His dark realities were sustained by reaching for the light as he inspirationally displayed forgiveness and reaching across the aisle. He was our Moral Compass and our Beacon of Hope.

As we reflect on a life well-lived, we must honestly acknowledge that South Africa today has many mountains to climb. As we buckle under the darkness of power cuts, the scandals of corruption and state capture and the lawlessness of criminals’ we should heed the words of Madiba at the opening of the constitutional court in 1995, “We expect you to stand on guard not only against direct assault on the principles of the constitution but against insidious corrosion.”

Gift to South Africans

His gift in life to all South Africans was the inclusive Freedom Charter principle; enshrined in our constitution – The principle that South Africa including its greatest son in Madiba belongs to all its people. The annuls of the Constitution of Humanity will record the child born Rolihlahla Mandela, as the Creator’s Gift to South Africa and even mankind to construct an inclusive future where the wellbeing of “others” comes first. As the great man so eloquently stated “To be free, is not merely to cast off one’s chains, but to live in a way that respects and enhances the freedom of others”

The baton has long been passed, the responsibility rests with us.

Madiba is dead. Long live Hope and Servanthood. Long live a Better Life for All.

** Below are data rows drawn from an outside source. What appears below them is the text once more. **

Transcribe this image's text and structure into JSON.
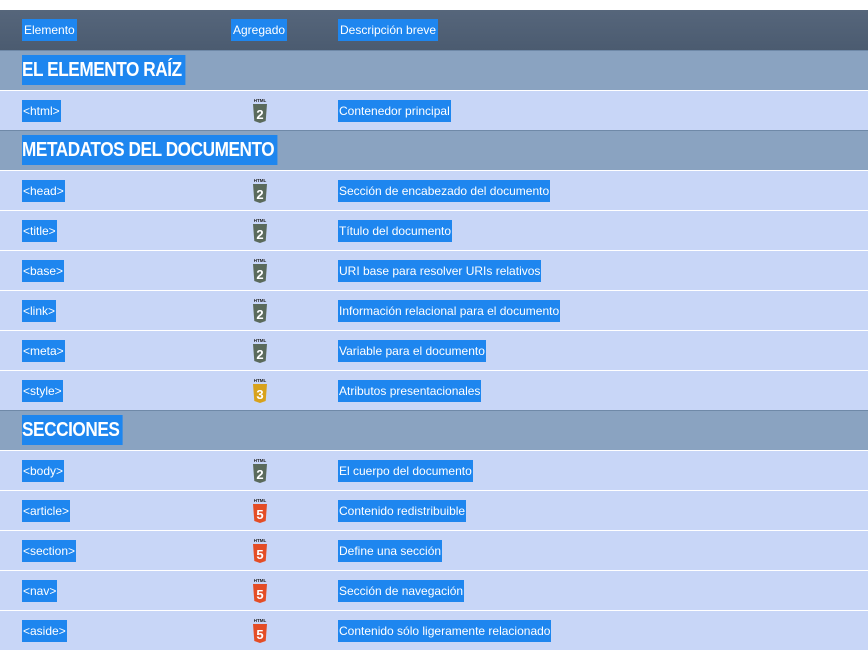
{
  "header": {
    "col_element": "Elemento",
    "col_added": "Agregado",
    "col_description": "Descripción breve"
  },
  "sections": [
    {
      "title": "EL ELEMENTO RAÍZ",
      "rows": [
        {
          "element": "<html>",
          "version": "2",
          "description": "Contenedor principal"
        }
      ]
    },
    {
      "title": "METADATOS DEL DOCUMENTO",
      "rows": [
        {
          "element": "<head>",
          "version": "2",
          "description": "Sección de encabezado del documento"
        },
        {
          "element": "<title>",
          "version": "2",
          "description": "Título del documento"
        },
        {
          "element": "<base>",
          "version": "2",
          "description": "URI base para resolver URIs relativos"
        },
        {
          "element": "<link>",
          "version": "2",
          "description": "Información relacional para el documento"
        },
        {
          "element": "<meta>",
          "version": "2",
          "description": "Variable para el documento"
        },
        {
          "element": "<style>",
          "version": "3",
          "description": "Atributos presentacionales"
        }
      ]
    },
    {
      "title": "SECCIONES",
      "rows": [
        {
          "element": "<body>",
          "version": "2",
          "description": "El cuerpo del documento"
        },
        {
          "element": "<article>",
          "version": "5",
          "description": "Contenido redistribuible"
        },
        {
          "element": "<section>",
          "version": "5",
          "description": "Define una sección"
        },
        {
          "element": "<nav>",
          "version": "5",
          "description": "Sección de navegación"
        },
        {
          "element": "<aside>",
          "version": "5",
          "description": "Contenido sólo ligeramente relacionado"
        }
      ]
    }
  ],
  "badge_label": "HTML",
  "badge_colors": {
    "2": "#5a6a5c",
    "3": "#d8a21c",
    "5": "#e44d26"
  }
}
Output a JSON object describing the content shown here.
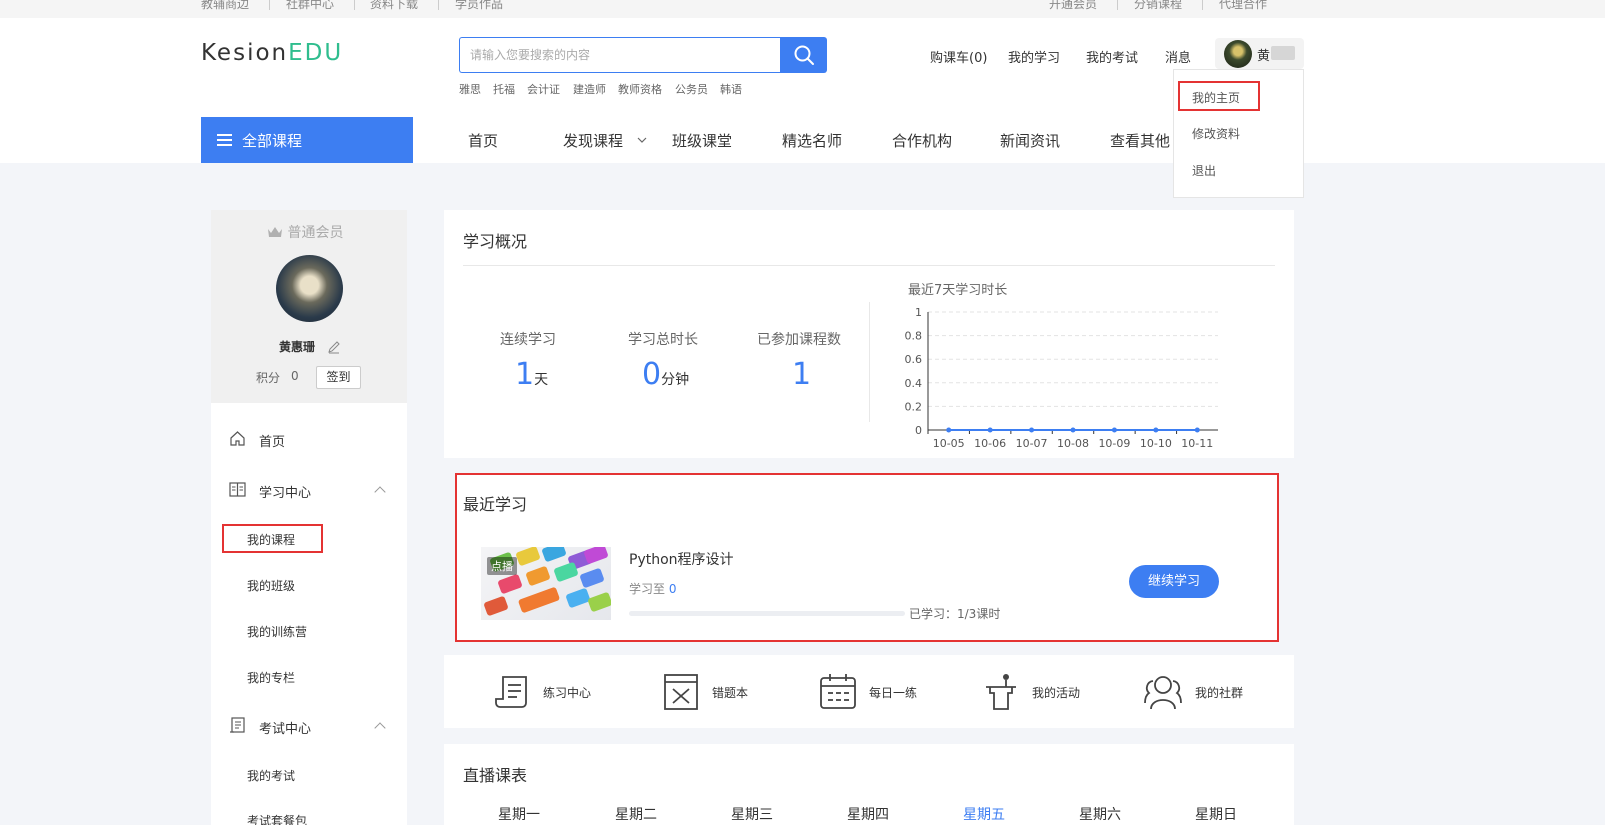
{
  "topbar": {
    "left_links": [
      "教辅商边",
      "社群中心",
      "资料下载",
      "学员作品"
    ],
    "right_links": [
      "开通会员",
      "分销课程",
      "代理合作"
    ]
  },
  "header": {
    "logo_part1": "Kesion",
    "logo_part2": "EDU",
    "search_placeholder": "请输入您要搜索的内容",
    "hot_words": [
      "雅思",
      "托福",
      "会计证",
      "建造师",
      "教师资格",
      "公务员",
      "韩语"
    ],
    "nav_links": [
      "购课车(0)",
      "我的学习",
      "我的考试",
      "消息"
    ],
    "user_short": "黄"
  },
  "user_menu": {
    "items": [
      "我的主页",
      "修改资料",
      "退出"
    ]
  },
  "main_nav": {
    "category_button": "全部课程",
    "items": [
      "首页",
      "发现课程",
      "班级课堂",
      "精选名师",
      "合作机构",
      "新闻资讯",
      "查看其他"
    ]
  },
  "sidebar": {
    "member_level": "普通会员",
    "username": "黄惠珊",
    "points_label": "积分",
    "points_value": "0",
    "signin_label": "签到",
    "home": "首页",
    "study_center": "学习中心",
    "study_items": [
      "我的课程",
      "我的班级",
      "我的训练营",
      "我的专栏"
    ],
    "exam_center": "考试中心",
    "exam_items": [
      "我的考试",
      "考试套餐包"
    ]
  },
  "overview": {
    "title": "学习概况",
    "stats": [
      {
        "label": "连续学习",
        "value": "1",
        "unit": "天"
      },
      {
        "label": "学习总时长",
        "value": "0",
        "unit": "分钟"
      },
      {
        "label": "已参加课程数",
        "value": "1",
        "unit": ""
      }
    ]
  },
  "chart_data": {
    "type": "line",
    "title": "最近7天学习时长",
    "categories": [
      "10-05",
      "10-06",
      "10-07",
      "10-08",
      "10-09",
      "10-10",
      "10-11"
    ],
    "values": [
      0,
      0,
      0,
      0,
      0,
      0,
      0
    ],
    "y_ticks": [
      "0",
      "0.2",
      "0.4",
      "0.6",
      "0.8",
      "1"
    ],
    "ylim": [
      0,
      1
    ],
    "grid": true,
    "line_color": "#3d7ef2"
  },
  "recent": {
    "title": "最近学习",
    "tag": "点播",
    "course_name": "Python程序设计",
    "study_to_label": "学习至",
    "study_to_value": "0",
    "progress_fraction": 0.0,
    "progress_text": "已学习：1/3课时",
    "continue_button": "继续学习"
  },
  "tools": [
    {
      "label": "练习中心",
      "icon": "practice-icon"
    },
    {
      "label": "错题本",
      "icon": "wrong-book-icon"
    },
    {
      "label": "每日一练",
      "icon": "calendar-icon"
    },
    {
      "label": "我的活动",
      "icon": "activity-icon"
    },
    {
      "label": "我的社群",
      "icon": "community-icon"
    }
  ],
  "live": {
    "title": "直播课表",
    "weekdays": [
      "星期一",
      "星期二",
      "星期三",
      "星期四",
      "星期五",
      "星期六",
      "星期日"
    ],
    "active_day": "星期五"
  },
  "colors": {
    "accent": "#3d7ef2",
    "brand_green": "#2fbd8e",
    "highlight_red": "#e43333"
  }
}
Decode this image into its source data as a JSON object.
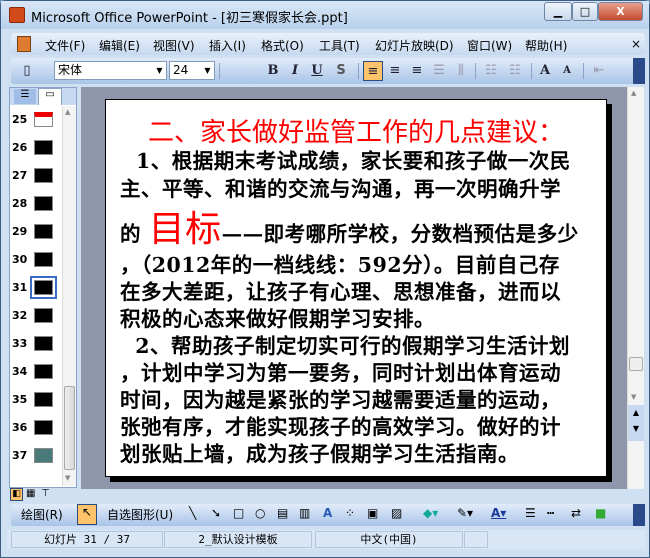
{
  "window": {
    "title": "Microsoft Office PowerPoint - [初三寒假家长会.ppt]",
    "minimize": "▁",
    "maximize": "□",
    "close": "X"
  },
  "menu": [
    "文件(F)",
    "编辑(E)",
    "视图(V)",
    "插入(I)",
    "格式(O)",
    "工具(T)",
    "幻灯片放映(D)",
    "窗口(W)",
    "帮助(H)"
  ],
  "menu_close": "×",
  "toolbar": {
    "font": "宋体",
    "size": "24",
    "bold": "B",
    "italic": "I",
    "underline": "U",
    "shadow": "S",
    "grow": "A",
    "shrink": "A"
  },
  "thumbnails": [
    "25",
    "26",
    "27",
    "28",
    "29",
    "30",
    "31",
    "32",
    "33",
    "34",
    "35",
    "36",
    "37"
  ],
  "selected_slide": "31",
  "slide": {
    "title": "二、家长做好监管工作的几点建议：",
    "lines": [
      "1、根据期末考试成绩，家长要和孩子做一次民",
      "主、平等、和谐的交流与沟通，再一次明确升学"
    ],
    "line3_pre": "的 ",
    "line3_big": "目标",
    "line3_post": "——即考哪所学校，分数档预估是多少",
    "lines2": [
      "，（2012年的一档线线：592分）。目前自己存",
      "在多大差距，让孩子有心理、思想准备，进而以",
      "积极的心态来做好假期学习安排。",
      "  2、帮助孩子制定切实可行的假期学习生活计划",
      "，计划中学习为第一要务，同时计划出体育运动",
      "时间，因为越是紧张的学习越需要适量的运动，",
      "张弛有序，才能实现孩子的高效学习。做好的计",
      "划张贴上墙，成为孩子假期学习生活指南。"
    ]
  },
  "drawbar": {
    "draw": "绘图(R)",
    "autoshapes": "自选图形(U)"
  },
  "status": {
    "slide": "幻灯片 31 / 37",
    "template": "2_默认设计模板",
    "language": "中文(中国)"
  }
}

Gregory Fortuin is a former Families Commissioner and Race Relations Conciliator. He is the Founding Chairman of the Youth Suicide Awareness Trust and has been deeply involved in community issues in Porirua, where he has lived since 1991. In 1997, he was appointed South African Honorary Consul General by Nelson Mandela, becoming the first resident South African representative in New Zealand of the new South Africa. Mr Fortuin has served on many boards, including Quotable Value NZ Ltd as well as a retirement savings fund for Muslims called Amanah. He was a Director and Trustee of the Salvation Army NZ Territorial Governance Board. He is married to Christine and has three daughters, a son, and eight grandchildren.